How can I react to such love?  I can respond to God’s invitation to become a mystic.  I must willingly die to the selfish satisfactions that I seek every day, become like a little child, and drink the milk and wine of His love.  I can also pray daily to the Holy Spirit that He transform me into the image of Jesus, an image and reality that is also one of a childlike mystic.  That prayer is in accord with His will, and therefore it will be answered!

Deacon Paul Rooney with his lovely wife Patricia
 Check out his website "The Deacon's World" at:  


  1. Thank you, Deacon Paul. The greatest of Sufi mystic poets, Jalalludin Rumi, wrote,

    "I died as mineral and became a plant
    I died as a plant and rose to animal
    I died as an animal and I was a man
    Why should I fear? When was I less by dying?"
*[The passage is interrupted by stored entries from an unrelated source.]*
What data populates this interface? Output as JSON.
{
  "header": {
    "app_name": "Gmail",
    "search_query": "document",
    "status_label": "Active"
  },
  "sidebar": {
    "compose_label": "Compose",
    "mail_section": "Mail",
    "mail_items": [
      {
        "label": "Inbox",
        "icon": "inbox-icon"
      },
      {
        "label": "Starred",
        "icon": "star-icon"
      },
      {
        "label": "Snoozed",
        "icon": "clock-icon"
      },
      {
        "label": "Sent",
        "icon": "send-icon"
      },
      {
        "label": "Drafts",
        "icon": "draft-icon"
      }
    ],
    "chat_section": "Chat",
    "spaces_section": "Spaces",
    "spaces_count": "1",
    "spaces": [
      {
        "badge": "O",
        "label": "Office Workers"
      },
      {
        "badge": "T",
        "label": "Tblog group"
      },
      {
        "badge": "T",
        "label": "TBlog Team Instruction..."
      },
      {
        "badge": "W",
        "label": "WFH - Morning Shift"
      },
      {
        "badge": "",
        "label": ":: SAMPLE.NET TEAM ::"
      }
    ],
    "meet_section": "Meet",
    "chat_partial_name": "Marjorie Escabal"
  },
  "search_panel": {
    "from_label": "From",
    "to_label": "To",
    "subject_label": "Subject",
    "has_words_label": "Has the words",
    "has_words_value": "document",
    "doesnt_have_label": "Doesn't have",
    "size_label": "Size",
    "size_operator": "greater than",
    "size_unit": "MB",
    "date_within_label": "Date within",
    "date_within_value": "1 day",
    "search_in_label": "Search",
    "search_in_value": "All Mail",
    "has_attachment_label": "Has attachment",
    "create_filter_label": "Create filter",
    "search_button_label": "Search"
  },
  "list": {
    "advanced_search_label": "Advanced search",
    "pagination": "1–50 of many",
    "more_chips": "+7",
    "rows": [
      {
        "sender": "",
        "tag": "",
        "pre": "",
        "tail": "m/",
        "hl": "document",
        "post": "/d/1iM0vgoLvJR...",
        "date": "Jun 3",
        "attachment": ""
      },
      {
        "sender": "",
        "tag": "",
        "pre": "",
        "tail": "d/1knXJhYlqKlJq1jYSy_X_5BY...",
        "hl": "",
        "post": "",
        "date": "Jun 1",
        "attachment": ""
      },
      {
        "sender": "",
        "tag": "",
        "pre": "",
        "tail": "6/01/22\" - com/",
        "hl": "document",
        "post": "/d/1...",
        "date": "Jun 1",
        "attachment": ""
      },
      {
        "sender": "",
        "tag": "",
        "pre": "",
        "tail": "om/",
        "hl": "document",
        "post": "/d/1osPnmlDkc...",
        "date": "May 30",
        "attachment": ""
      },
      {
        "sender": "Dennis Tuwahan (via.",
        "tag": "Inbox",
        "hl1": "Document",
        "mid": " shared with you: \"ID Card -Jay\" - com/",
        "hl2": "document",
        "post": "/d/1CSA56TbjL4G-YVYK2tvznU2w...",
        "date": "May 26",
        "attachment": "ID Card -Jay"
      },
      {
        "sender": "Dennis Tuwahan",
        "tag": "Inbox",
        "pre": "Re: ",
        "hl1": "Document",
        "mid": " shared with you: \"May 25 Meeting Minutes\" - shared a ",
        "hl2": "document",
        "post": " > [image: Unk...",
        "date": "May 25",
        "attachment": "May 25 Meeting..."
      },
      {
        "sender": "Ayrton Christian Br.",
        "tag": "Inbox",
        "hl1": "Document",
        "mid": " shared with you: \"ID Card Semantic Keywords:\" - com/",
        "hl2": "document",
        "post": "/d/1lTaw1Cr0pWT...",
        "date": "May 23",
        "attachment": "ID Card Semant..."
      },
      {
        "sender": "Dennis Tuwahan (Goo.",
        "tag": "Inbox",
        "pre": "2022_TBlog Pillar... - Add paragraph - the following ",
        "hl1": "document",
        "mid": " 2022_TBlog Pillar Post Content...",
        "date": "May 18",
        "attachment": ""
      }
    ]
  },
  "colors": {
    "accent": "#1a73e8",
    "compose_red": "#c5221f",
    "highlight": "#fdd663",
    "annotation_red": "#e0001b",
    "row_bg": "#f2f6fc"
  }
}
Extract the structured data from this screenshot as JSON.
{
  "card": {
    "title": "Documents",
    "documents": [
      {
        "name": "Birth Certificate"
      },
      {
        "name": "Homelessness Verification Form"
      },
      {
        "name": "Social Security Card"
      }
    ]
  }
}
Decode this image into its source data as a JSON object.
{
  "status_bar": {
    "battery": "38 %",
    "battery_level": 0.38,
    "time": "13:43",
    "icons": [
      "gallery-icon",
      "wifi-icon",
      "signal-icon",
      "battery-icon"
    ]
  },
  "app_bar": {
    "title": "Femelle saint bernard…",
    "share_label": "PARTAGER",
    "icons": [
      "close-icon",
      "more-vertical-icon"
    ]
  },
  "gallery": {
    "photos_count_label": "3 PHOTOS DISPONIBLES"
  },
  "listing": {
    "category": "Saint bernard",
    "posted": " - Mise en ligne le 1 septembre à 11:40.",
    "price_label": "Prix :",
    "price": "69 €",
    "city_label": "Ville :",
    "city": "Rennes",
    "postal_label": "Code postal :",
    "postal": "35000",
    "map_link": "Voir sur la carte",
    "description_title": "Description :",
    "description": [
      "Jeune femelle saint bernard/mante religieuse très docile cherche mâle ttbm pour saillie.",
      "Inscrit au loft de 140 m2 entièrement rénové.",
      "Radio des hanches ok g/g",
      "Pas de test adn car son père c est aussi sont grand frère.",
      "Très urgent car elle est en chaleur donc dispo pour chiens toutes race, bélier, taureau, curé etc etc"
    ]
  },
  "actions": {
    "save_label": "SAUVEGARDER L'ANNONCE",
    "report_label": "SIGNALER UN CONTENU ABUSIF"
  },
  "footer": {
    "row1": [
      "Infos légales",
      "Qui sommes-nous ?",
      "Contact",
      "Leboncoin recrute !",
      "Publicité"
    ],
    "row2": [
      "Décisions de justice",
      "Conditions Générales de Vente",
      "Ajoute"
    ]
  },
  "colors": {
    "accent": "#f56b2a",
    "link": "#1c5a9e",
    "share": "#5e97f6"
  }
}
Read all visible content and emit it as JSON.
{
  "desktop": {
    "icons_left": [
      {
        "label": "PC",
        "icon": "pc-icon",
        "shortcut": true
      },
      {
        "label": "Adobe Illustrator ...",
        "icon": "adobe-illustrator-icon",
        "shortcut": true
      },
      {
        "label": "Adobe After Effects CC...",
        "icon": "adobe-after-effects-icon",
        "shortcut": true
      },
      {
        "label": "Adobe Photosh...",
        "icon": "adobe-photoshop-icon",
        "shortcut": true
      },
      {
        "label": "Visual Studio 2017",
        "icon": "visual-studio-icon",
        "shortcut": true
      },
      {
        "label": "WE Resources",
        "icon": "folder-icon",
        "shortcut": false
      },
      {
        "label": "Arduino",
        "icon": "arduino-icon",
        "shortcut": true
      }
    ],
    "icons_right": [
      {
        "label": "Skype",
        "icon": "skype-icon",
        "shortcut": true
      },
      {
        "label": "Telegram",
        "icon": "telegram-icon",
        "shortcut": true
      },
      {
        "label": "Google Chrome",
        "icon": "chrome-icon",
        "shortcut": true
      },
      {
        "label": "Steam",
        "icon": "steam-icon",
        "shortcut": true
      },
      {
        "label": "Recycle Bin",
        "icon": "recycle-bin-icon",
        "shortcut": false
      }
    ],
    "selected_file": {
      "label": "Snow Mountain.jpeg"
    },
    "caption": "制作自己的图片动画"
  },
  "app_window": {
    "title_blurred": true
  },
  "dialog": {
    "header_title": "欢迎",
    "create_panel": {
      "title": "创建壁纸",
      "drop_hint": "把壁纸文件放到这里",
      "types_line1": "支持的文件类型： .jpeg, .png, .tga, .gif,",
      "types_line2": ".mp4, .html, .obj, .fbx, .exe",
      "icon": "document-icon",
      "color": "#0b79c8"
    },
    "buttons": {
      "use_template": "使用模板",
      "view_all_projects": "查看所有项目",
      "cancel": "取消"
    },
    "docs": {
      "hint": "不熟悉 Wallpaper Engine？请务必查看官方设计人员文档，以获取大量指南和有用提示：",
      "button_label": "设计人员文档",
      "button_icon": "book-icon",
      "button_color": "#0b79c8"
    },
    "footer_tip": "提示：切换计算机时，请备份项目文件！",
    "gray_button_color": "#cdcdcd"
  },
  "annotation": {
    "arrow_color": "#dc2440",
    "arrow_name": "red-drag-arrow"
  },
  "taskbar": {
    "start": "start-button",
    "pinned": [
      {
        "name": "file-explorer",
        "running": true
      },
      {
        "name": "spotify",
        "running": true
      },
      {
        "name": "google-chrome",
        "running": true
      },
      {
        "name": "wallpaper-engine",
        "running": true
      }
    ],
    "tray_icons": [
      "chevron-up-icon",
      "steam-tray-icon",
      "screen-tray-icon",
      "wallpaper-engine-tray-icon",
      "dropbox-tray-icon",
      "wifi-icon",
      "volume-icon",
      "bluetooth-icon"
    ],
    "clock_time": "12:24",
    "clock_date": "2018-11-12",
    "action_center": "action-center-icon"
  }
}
    In St. Paul's kenosis hymn in his letter to the Philippians(2:5-11), he describes Jesus's emptying and humbling of himself, and how his descent even unto death brought him to the realm of dominion and glory. And Paul call's us to be of that same mind, to do what Jesus did.

    If I understand mysticism at all, I take it to mean that our faith must be more than intellectual assent to creedal statements and doctrine.I am also called into a trust in the generosity and abundance of God's love for me, and a willingness to "fall into God", "to live and move and have [my] being"(Acts17:28) in him.

    I can never be certain about what I think I may know about God. I expect that I'm not even close.Maybe accepting the limitations of my intellect is what the prophet Micah was referring when he told us,"to walk humbly with our God".(Micah6:8) But I believe that when I open my heart to Him, and stop comparing, clinging,judging and measuring, and simply let myself "be", I am the beloved of the Beloved.

  2. Thanks, Bob. The word that best describes (for me) our willingness to "accept," "walk humbly," "be open," and simply "be" would seem to me to be "surrender" - at least from A Catholic viewpoint.